We will also use the redesigned Guide to promote the new mobile web application, and of course Tourism Prince Rupert’s social media sites. On Facebook and Twitter, especially, we can provide real-time marketing – such as promoting events as they’re announced, which is something that’s impossible to do with an annual Guide.

The new Guide will also include 2D barcodes to allow visitors or potential visitors to scan them into their mobile phones, taking them to pages on the website where they can learn more. This allows us to shorten the articles in the Visitor Guide, which is also consistent with the tastes of today’s consumer. We can use the extra space in the Guide to provide travel tips and other information. This is consistent with a shift in philosophy that we first introduced with the website.

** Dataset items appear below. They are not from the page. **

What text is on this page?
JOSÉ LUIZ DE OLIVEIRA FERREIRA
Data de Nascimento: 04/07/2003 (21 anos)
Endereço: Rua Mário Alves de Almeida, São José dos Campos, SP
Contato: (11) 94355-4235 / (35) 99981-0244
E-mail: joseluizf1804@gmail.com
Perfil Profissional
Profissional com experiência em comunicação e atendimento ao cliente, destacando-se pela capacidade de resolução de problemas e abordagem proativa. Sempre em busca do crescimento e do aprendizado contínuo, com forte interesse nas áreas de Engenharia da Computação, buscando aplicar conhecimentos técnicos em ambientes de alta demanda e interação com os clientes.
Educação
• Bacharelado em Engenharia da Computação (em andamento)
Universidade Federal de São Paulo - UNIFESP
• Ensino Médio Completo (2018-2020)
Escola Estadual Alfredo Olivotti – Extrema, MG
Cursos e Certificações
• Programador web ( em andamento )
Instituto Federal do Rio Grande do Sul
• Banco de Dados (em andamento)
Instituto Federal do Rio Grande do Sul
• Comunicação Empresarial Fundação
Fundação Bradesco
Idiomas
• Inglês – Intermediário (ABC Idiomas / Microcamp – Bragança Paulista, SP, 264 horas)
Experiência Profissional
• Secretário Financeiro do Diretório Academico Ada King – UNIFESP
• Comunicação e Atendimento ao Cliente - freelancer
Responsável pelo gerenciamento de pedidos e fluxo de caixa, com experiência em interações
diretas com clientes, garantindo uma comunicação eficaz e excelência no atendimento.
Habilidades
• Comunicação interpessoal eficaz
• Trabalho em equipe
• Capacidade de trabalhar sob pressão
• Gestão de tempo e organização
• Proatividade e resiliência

In the past we’ve tried to provide compelling information about Prince Rupert to introduce ourselves to potential visitors, which acts as a souvenir of Prince Rupert for those who visit, while now we’ve shifted to converting interest into paying visitors.

We’ll be wrapped up in this project, as well as taking care of many other initiatives, until at least Christmas. It’s fun, deciding which information will be the most useful to visitors, selecting images, and, most of all, getting excited about what the new Guide will look like when it’s released in early 2012.